To account for the experiential and concomitant existential[2] questions that would crop up if Hoffmeyer and Co.[3] had their way, I sketch in the sand existential biosemiotics (EBS) to take up the burden.
           
What Existential Biosemiotics offers:

The overt task for existential biosemiotics is to extend semiotic theory, or the study of signs—“things that refer to something else”—into the domain of experience. We may formulate this project to coincide Merleau-Ponty’s phenomenology with scientific knowledge under a common metalanguage. Hoffmeyer lobs us a notion of biological referentiality to organize the analyses of the organism’s relation to itself. In the case of the hare above, the hare’s reference to itself is tickled by a suppression of its internal or bodily ability to run (which it is genetically equipped to do well) in light of an external threat.

If we take seriously a creative faculty in the animal, then there is, in the fabric of experience, certain semiotic weights that give it shape. The EBStian would deal with identifying the significant[4] structure underlying shaped experience. In other words, how a bundle of signs (e.g. a predator, a potential mate, a hare’s leg, the arrangement of a room) designs the world of the experiencing organism, or á la Hoffmeyer, how the “ubiquitous intentionality of communicative behavior” is articulated, and how these decisions that govern the total and embodied experience of the creature (e.g. run very fast, a sense of peace in a clean room) have a conjugate physical response (e.g. mad adrenaline rushes through the prairie, muscular relaxation etc.) and vice versa (how does a particular space become associated with my impressions of it, my gut feeling, etc.?).

The biosemiotician in this scope hopes to demonstrate that communicative and behavioral similarities between organisms enriches approaches to interact, understand, and imagine the biological sciences.


Matthew Cuffaro is a philosophy student at the University of South Florida with a concentration in the philosophies of mathematics and religious studies. 

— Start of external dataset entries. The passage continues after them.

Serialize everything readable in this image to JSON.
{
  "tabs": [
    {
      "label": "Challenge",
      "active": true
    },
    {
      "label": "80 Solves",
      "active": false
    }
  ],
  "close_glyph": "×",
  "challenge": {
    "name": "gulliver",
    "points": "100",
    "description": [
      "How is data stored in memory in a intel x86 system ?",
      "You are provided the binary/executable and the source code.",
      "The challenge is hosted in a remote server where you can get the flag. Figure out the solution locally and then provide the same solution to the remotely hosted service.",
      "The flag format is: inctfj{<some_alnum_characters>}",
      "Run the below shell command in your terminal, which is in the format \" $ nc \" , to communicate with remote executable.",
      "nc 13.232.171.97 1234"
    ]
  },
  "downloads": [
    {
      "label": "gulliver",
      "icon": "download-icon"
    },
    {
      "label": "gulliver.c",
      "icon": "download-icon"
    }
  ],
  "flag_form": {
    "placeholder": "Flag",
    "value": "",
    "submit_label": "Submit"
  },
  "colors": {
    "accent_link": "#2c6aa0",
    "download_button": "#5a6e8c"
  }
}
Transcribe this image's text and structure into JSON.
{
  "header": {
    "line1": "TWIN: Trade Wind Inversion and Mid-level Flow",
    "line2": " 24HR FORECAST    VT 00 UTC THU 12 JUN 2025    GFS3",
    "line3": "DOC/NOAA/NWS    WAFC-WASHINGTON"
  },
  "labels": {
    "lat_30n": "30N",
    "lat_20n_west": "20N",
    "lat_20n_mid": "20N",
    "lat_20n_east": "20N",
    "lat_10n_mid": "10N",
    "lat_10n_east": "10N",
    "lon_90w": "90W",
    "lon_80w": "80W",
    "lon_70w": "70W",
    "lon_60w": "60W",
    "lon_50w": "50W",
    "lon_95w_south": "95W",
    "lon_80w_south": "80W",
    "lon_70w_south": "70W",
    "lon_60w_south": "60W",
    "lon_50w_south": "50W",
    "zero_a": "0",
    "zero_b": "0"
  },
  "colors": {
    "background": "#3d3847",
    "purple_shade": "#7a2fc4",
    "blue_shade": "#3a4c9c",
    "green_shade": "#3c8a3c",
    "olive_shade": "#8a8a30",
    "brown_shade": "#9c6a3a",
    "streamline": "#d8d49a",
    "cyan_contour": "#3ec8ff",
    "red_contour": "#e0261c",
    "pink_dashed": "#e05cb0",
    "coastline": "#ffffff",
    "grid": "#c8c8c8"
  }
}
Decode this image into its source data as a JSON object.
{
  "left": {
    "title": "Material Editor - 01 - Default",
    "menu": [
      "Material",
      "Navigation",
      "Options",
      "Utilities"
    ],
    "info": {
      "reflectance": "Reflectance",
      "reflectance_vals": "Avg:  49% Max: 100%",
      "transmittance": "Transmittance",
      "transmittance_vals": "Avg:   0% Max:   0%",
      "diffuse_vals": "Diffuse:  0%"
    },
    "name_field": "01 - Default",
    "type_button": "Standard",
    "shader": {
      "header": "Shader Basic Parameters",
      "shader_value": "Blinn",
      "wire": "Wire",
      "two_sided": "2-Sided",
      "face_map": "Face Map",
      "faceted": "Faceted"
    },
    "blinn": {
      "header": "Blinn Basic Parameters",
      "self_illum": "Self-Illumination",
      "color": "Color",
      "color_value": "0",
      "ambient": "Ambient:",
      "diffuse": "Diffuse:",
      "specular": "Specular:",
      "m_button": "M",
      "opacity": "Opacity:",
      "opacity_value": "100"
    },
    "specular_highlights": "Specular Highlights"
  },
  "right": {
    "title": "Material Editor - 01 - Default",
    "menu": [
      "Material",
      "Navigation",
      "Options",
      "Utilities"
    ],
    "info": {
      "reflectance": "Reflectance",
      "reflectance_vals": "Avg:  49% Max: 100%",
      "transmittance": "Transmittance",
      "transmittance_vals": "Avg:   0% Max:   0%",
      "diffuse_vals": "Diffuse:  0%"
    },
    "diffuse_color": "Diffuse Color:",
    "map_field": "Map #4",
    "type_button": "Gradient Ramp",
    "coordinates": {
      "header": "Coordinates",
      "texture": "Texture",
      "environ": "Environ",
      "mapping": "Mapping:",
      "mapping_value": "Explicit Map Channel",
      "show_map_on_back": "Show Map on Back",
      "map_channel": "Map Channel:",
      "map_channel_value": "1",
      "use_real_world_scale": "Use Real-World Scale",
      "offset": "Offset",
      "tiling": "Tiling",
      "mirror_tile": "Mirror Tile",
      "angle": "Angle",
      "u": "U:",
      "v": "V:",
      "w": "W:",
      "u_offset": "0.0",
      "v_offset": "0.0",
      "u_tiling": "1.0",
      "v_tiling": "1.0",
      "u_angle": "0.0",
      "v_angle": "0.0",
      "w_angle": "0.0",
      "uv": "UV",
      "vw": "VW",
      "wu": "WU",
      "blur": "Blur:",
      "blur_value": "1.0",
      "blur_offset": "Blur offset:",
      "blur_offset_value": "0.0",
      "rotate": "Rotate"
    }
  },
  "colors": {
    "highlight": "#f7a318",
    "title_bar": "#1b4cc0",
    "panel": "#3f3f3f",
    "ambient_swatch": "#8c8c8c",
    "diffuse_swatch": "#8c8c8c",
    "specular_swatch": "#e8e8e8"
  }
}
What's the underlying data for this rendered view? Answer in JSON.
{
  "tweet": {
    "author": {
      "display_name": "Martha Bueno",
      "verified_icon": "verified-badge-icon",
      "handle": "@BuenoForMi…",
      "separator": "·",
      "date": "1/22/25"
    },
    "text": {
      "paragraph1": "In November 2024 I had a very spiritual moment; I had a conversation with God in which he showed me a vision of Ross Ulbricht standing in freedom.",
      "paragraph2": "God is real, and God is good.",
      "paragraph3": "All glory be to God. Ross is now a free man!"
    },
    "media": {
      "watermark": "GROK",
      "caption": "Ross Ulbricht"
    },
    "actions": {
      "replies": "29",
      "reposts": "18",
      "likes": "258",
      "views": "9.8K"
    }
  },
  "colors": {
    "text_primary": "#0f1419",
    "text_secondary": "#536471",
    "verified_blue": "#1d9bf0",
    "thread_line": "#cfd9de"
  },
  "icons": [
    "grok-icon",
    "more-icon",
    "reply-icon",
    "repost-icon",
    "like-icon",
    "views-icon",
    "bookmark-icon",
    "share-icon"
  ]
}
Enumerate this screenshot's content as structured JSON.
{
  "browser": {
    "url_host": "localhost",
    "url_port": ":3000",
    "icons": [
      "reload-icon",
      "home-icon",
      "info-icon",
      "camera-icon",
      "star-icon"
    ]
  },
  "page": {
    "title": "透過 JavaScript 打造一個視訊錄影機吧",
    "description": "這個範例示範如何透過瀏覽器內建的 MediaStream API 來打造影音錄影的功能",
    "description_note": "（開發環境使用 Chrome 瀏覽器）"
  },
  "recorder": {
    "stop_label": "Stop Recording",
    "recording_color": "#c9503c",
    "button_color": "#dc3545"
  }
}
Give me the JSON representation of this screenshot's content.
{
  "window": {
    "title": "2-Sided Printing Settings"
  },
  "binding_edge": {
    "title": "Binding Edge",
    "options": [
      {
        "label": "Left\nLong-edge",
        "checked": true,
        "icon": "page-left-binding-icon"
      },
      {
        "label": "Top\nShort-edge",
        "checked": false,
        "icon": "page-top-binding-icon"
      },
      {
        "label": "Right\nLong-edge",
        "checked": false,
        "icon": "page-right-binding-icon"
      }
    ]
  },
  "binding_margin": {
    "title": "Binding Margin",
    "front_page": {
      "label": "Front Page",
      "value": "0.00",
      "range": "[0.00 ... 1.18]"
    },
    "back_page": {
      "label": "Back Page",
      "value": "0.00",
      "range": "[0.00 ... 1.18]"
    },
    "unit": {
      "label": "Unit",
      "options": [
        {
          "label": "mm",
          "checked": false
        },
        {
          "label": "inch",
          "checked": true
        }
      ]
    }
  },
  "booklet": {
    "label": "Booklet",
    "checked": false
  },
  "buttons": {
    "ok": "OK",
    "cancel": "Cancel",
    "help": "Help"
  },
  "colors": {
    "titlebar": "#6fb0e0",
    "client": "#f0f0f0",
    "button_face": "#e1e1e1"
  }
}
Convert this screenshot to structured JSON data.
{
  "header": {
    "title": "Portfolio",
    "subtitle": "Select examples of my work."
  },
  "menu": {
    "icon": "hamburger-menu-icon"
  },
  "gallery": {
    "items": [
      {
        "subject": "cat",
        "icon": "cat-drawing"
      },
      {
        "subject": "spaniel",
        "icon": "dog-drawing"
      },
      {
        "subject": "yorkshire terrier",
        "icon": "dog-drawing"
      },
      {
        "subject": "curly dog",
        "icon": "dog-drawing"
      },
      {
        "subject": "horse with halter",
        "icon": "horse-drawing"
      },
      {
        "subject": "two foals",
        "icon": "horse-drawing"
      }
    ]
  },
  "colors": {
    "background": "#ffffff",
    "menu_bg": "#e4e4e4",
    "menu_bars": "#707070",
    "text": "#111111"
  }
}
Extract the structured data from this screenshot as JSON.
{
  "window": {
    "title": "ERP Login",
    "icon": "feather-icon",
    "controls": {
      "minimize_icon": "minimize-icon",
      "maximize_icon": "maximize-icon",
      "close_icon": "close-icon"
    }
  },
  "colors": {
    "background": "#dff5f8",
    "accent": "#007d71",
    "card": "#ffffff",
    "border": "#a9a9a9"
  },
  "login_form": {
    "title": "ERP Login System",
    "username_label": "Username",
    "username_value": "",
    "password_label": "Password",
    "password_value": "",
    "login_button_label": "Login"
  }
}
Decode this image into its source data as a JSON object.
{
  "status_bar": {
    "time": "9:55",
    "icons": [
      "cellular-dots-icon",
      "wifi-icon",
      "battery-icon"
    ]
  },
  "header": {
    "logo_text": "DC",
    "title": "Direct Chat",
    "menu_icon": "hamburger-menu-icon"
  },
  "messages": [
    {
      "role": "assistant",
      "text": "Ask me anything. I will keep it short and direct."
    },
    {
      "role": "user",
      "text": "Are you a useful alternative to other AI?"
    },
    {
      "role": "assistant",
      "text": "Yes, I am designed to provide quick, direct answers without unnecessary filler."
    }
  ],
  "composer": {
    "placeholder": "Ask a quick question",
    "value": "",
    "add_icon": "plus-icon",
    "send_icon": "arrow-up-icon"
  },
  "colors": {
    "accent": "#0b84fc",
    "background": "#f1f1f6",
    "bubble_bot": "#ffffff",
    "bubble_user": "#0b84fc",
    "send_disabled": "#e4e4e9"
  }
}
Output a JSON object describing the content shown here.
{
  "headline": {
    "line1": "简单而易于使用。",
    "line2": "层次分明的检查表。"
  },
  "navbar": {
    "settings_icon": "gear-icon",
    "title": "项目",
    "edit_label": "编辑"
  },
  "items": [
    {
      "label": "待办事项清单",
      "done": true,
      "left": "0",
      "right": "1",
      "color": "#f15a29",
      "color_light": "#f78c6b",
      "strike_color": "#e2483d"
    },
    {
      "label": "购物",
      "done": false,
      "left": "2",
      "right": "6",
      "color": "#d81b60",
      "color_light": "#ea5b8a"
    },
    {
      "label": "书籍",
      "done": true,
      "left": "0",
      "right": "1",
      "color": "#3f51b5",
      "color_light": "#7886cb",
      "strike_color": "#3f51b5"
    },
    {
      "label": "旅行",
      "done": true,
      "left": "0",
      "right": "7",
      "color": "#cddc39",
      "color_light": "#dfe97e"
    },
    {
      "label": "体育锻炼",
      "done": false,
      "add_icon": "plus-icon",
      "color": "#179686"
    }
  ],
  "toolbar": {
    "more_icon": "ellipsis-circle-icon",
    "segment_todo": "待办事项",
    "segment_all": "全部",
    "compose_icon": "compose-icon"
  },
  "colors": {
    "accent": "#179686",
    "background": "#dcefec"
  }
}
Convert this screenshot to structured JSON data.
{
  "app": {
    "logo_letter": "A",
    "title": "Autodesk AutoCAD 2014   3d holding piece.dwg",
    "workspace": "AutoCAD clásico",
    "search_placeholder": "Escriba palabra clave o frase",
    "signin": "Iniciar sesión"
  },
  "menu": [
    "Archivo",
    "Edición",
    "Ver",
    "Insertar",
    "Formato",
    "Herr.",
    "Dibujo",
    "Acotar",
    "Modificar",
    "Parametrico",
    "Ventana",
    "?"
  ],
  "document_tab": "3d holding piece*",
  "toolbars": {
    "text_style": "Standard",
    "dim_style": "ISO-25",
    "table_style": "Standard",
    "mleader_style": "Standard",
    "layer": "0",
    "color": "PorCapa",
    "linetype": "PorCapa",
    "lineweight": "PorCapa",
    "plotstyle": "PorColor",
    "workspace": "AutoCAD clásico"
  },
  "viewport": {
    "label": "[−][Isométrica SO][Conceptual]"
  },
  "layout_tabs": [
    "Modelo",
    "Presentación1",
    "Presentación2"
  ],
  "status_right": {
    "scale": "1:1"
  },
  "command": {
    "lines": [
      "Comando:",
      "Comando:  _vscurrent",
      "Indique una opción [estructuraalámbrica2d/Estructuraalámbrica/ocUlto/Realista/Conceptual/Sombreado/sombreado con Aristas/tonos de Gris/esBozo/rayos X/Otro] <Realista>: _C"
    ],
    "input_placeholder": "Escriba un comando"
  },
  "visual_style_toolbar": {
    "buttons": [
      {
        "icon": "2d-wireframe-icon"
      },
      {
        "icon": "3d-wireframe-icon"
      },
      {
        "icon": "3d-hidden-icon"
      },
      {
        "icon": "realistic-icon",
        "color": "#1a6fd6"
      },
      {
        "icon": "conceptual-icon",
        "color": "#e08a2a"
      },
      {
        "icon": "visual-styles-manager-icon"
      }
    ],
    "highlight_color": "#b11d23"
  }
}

[1] Conway’s Game of Life, for instance, illustrates evolutionary “life” as a series of small-order recursive processes that, with special initial states and a sufficient run-time, can construct superstructures that remind us of genetic transcriptions. Check it out here.
[2] Mind you, “existential” here brackets the organism’s self-consciousness of mortality; “There, organisms never ‘try to survive’–for the simple reason that they cannot know they are going to die.” Instead, viz. generalize “existential” to the organism by its own presumed agency making decisions not to avoid death but to continue life.
[3] Biosemioticians such as Emmeche, Merrill, Rigby, Seboek, Uexkill, &c.
[4] Pertaining to signs. Semiotics may be argued as a science that identifies the significant aspects in a scene caveat emptor, tread lightly.